Post SMTP is a popular email shipping plugin for WordPress that counts bigger than 400,000 energetic installations. It’s marketed as a replacement of the default ‘wp_mail()’ purpose that’s more official and purpose-rich.
On Would possibly maybe well well impartial 23, a security researcher reported the vulnerability to WordPress security agency PatchStack. The flaw is now in most cases known as CVE-2025-24000 and bought a medium severity rating of 8.8.
The safety downside impacts all variations of Post SMTP up to 3.2.0 and is ensuing from a broken gain admission to retain a watch on mechanism within the plugin’s REST API endpoints, which easiest verified if a user became logged in, with out checking their permission level.
This means that low-privileged users, similar to Subscribers, can even gain admission to email logs containing fat email whine material.
On inclined web sites, a subscriber can even originate a password reset for an Administrator narrative, intercept the reset email via the logs, and create retain a watch on of the narrative.
The inclined code Supply: PatchStack
The plugin’s developer, Saad Iqbal, became told about the flaw and answered with a fix for Patchstack to learn on Would possibly maybe well well impartial 26.
The solution became to incorporate further privilege assessments within the ‘get_logs_permission’ purpose that would possibly well well validate a user’s permissions sooner than giving gain admission to to sensitive API calls.
The fix became integrated into Post SMTP version 3.3.0, which became published on June 11.
Secure statistics on WordPress.org point to that no longer up to half of of the plugin’s user unsuitable (48.5%) has up so some distance to version 3.3. This means that bigger than 200,000 web sites are inclined to CVE-2025-24000.

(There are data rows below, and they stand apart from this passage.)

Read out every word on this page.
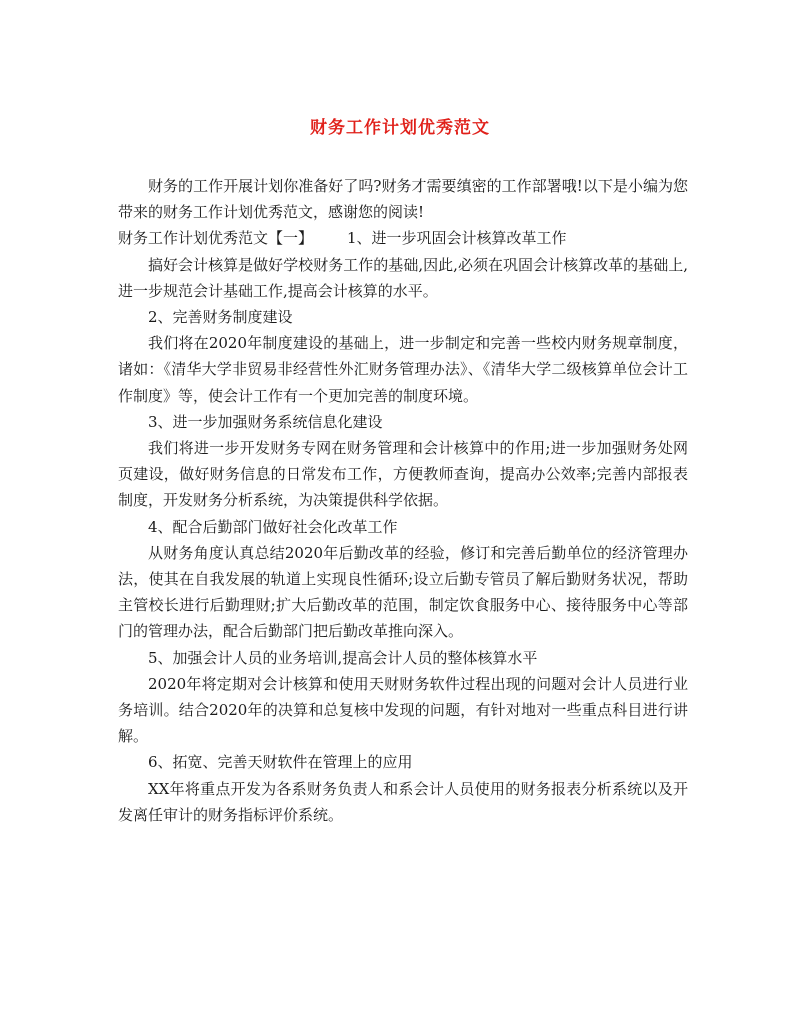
财务工作计划优秀范文

财务的工作开展计划你准备好了吗?财务才需要缜密的工作部署哦!以下是小编为您带来的财务工作计划优秀范文，感谢您的阅读!

财务工作计划优秀范文【一】 1、进一步巩固会计核算改革工作

搞好会计核算是做好学校财务工作的基础,因此,必须在巩固会计核算改革的基础上,进一步规范会计基础工作,提高会计核算的水平。

2、完善财务制度建设

我们将在2020年制度建设的基础上，进一步制定和完善一些校内财务规章制度，诸如：《清华大学非贸易非经营性外汇财务管理办法》、《清华大学二级核算单位会计工作制度》等，使会计工作有一个更加完善的制度环境。

3、进一步加强财务系统信息化建设

我们将进一步开发财务专网在财务管理和会计核算中的作用;进一步加强财务处网页建设，做好财务信息的日常发布工作，方便教师查询，提高办公效率;完善内部报表制度，开发财务分析系统，为决策提供科学依据。

4、配合后勤部门做好社会化改革工作

从财务角度认真总结2020年后勤改革的经验，修订和完善后勤单位的经济管理办法，使其在自我发展的轨道上实现良性循环;设立后勤专管员了解后勤财务状况，帮助主管校长进行后勤理财;扩大后勤改革的范围，制定饮食服务中心、接待服务中心等部门的管理办法，配合后勤部门把后勤改革推向深入。

5、加强会计人员的业务培训,提高会计人员的整体核算水平

2020年将定期对会计核算和使用天财财务软件过程出现的问题对会计人员进行业务培训。结合2020年的决算和总复核中发现的问题，有针对地对一些重点科目进行讲解。

6、拓宽、完善天财软件在管理上的应用

XX年将重点开发为各系财务负责人和系会计人员使用的财务报表分析系统以及开发离任审计的财务指标评价系统。
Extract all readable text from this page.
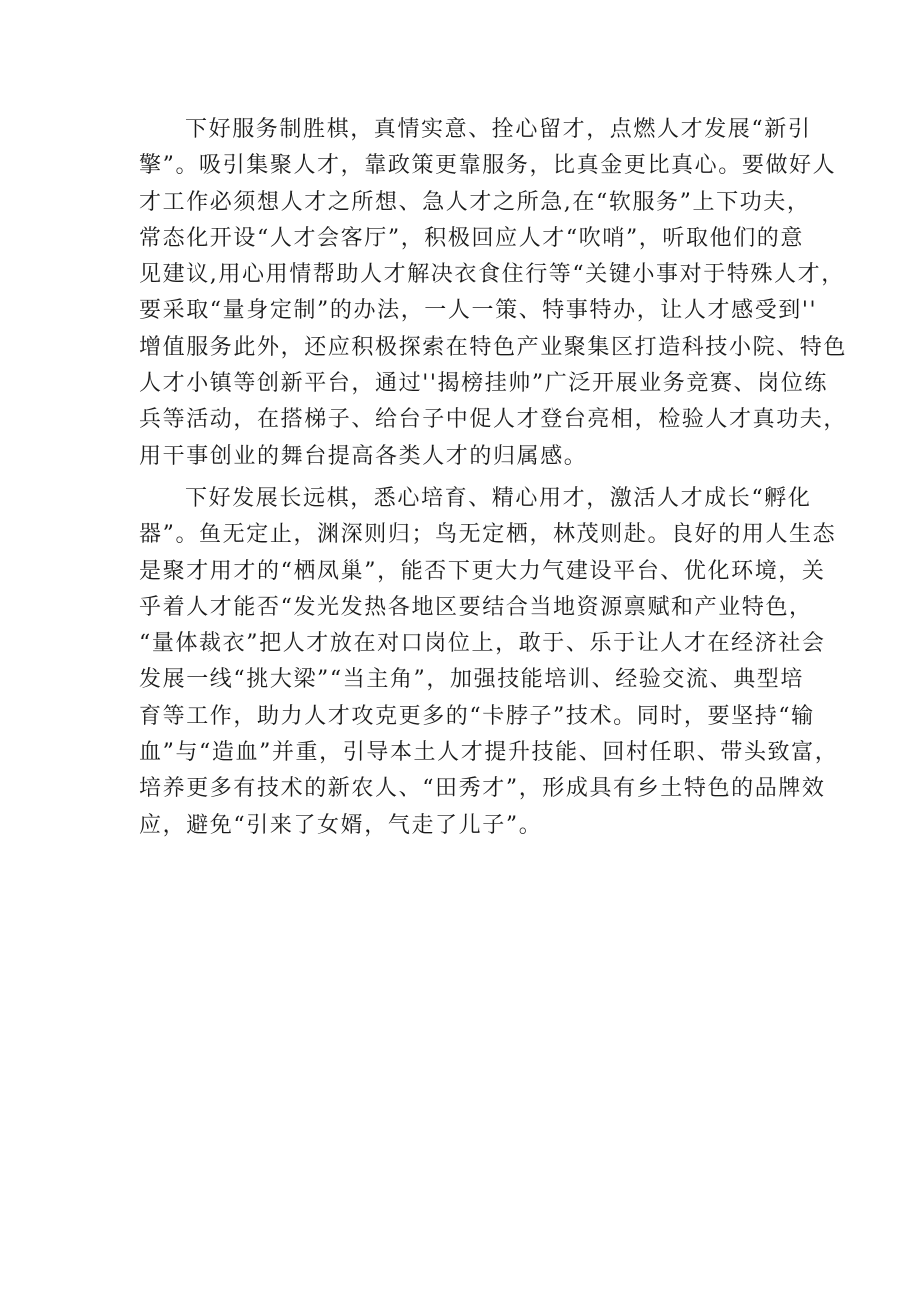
下好服务制胜棋，真情实意、拴心留才，点燃人才发展“新引
擎”。吸引集聚人才，靠政策更靠服务，比真金更比真心。要做好人
才工作必须想人才之所想、急人才之所急,在“软服务”上下功夫，
常态化开设“人才会客厅”，积极回应人才“吹哨”，听取他们的意
见建议,用心用情帮助人才解决衣食住行等“关键小事对于特殊人才，
要采取“量身定制”的办法，一人一策、特事特办，让人才感受到''
增值服务此外，还应积极探索在特色产业聚集区打造科技小院、特色
人才小镇等创新平台，通过''揭榜挂帅”广泛开展业务竞赛、岗位练
兵等活动，在搭梯子、给台子中促人才登台亮相，检验人才真功夫，
用干事创业的舞台提高各类人才的归属感。
下好发展长远棋，悉心培育、精心用才，激活人才成长“孵化
器”。鱼无定止，渊深则归；鸟无定栖，林茂则赴。良好的用人生态
是聚才用才的“栖凤巢”，能否下更大力气建设平台、优化环境，关
乎着人才能否“发光发热各地区要结合当地资源禀赋和产业特色，
“量体裁衣”把人才放在对口岗位上，敢于、乐于让人才在经济社会
发展一线“挑大梁”“当主角”，加强技能培训、经验交流、典型培
育等工作，助力人才攻克更多的“卡脖子”技术。同时，要坚持“输
血”与“造血”并重，引导本土人才提升技能、回村任职、带头致富，
培养更多有技术的新农人、“田秀才”，形成具有乡土特色的品牌效
应，避免“引来了女婿，气走了儿子”。
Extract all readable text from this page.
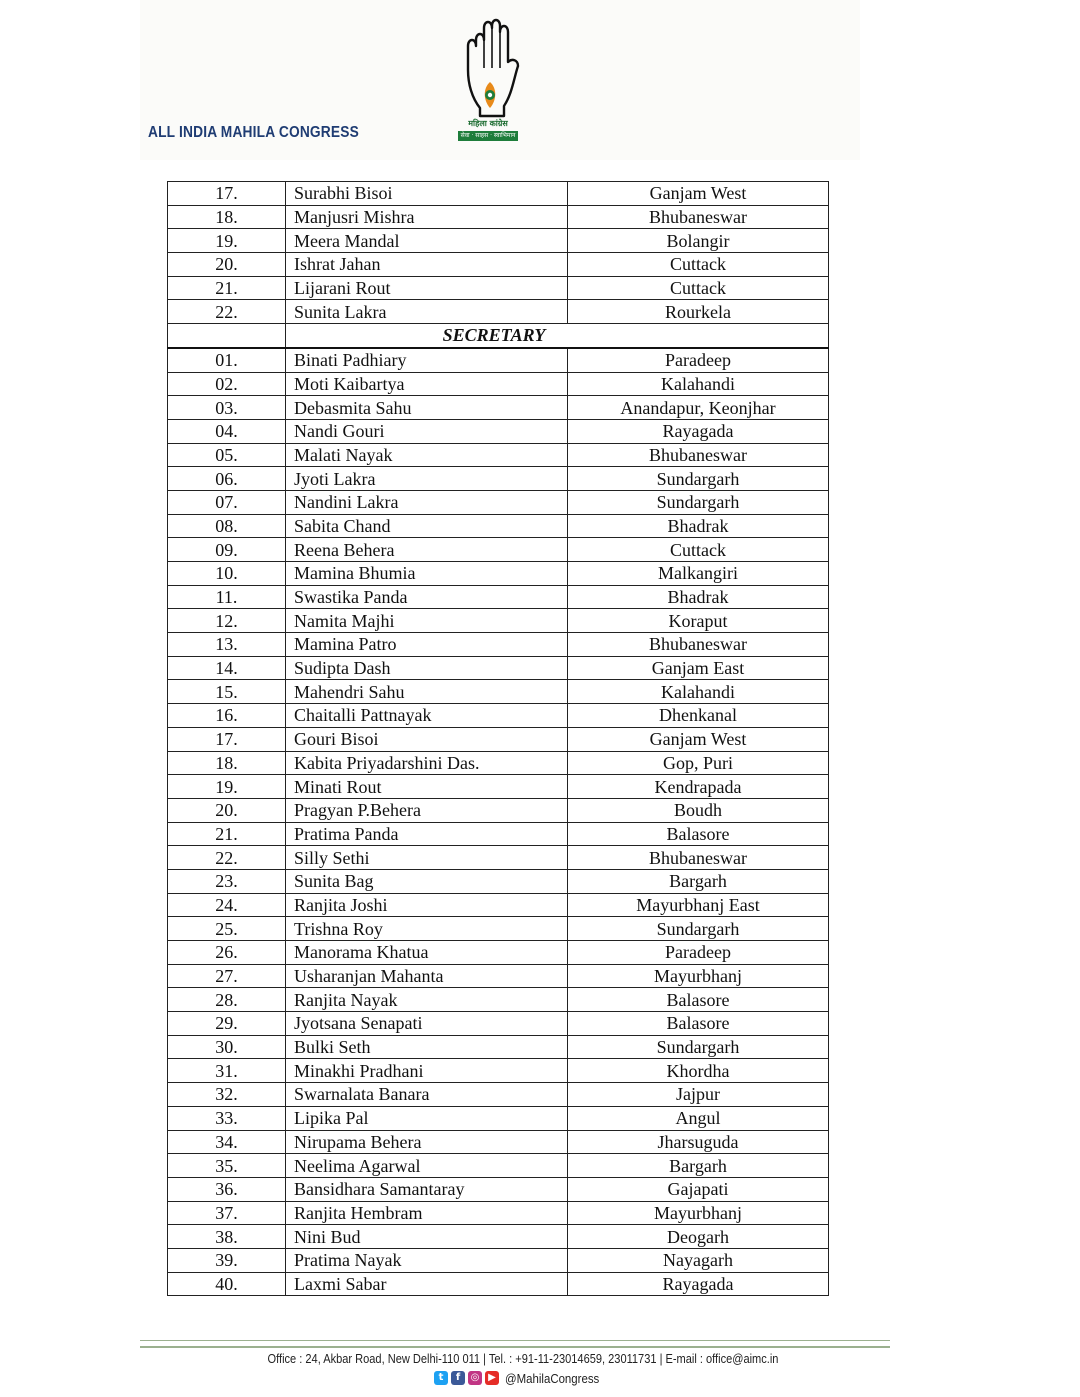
ALL INDIA MAHILA CONGRESS
महिला कांग्रेस
सेवा · साहस · स्वाभिमान
17.	Surabhi Bisoi	Ganjam West
18.	Manjusri Mishra	Bhubaneswar
19.	Meera Mandal	Bolangir
20.	Ishrat Jahan	Cuttack
21.	Lijarani Rout	Cuttack
22.	Sunita Lakra	Rourkela
	SECRETARY	
01.	Binati Padhiary	Paradeep
02.	Moti Kaibartya	Kalahandi
03.	Debasmita Sahu	Anandapur, Keonjhar
04.	Nandi Gouri	Rayagada
05.	Malati Nayak	Bhubaneswar
06.	Jyoti Lakra	Sundargarh
07.	Nandini Lakra	Sundargarh
08.	Sabita Chand	Bhadrak
09.	Reena Behera	Cuttack
10.	Mamina Bhumia	Malkangiri
11.	Swastika Panda	Bhadrak
12.	Namita Majhi	Koraput
13.	Mamina Patro	Bhubaneswar
14.	Sudipta Dash	Ganjam East
15.	Mahendri Sahu	Kalahandi
16.	Chaitalli Pattnayak	Dhenkanal
17.	Gouri Bisoi	Ganjam West
18.	Kabita Priyadarshini Das.	Gop, Puri
19.	Minati Rout	Kendrapada
20.	Pragyan P.Behera	Boudh
21.	Pratima Panda	Balasore
22.	Silly Sethi	Bhubaneswar
23.	Sunita Bag	Bargarh
24.	Ranjita Joshi	Mayurbhanj East
25.	Trishna Roy	Sundargarh
26.	Manorama Khatua	Paradeep
27.	Usharanjan Mahanta	Mayurbhanj
28.	Ranjita Nayak	Balasore
29.	Jyotsana Senapati	Balasore
30.	Bulki Seth	Sundargarh
31.	Minakhi Pradhani	Khordha
32.	Swarnalata Banara	Jajpur
33.	Lipika Pal	Angul
34.	Nirupama Behera	Jharsuguda
35.	Neelima Agarwal	Bargarh
36.	Bansidhara Samantaray	Gajapati
37.	Ranjita Hembram	Mayurbhanj
38.	Nini Bud	Deogarh
39.	Pratima Nayak	Nayagarh
40.	Laxmi Sabar	Rayagada
Office : 24, Akbar Road, New Delhi-110 011 | Tel. : +91-11-23014659, 23011731 | E-mail : office@aimc.in
t	f	◎ ▶ @MahilaCongress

A indispensable 24.2%, similar to 96,800 web sites, still scurry Post SMTP variations from the 2.x branch, which is inclined to further security flaws, leaving them inaugurate to assaults.
CISOs know that getting board aquire-in starts with a clear, strategic appreciate of how cloud security drives industry fee.
This free, editable board file deck helps security leaders demonstrate threat, affect, and priorities in roam industry terms. Flip security updates into indispensable conversations and sooner possibility-making within the boardroom.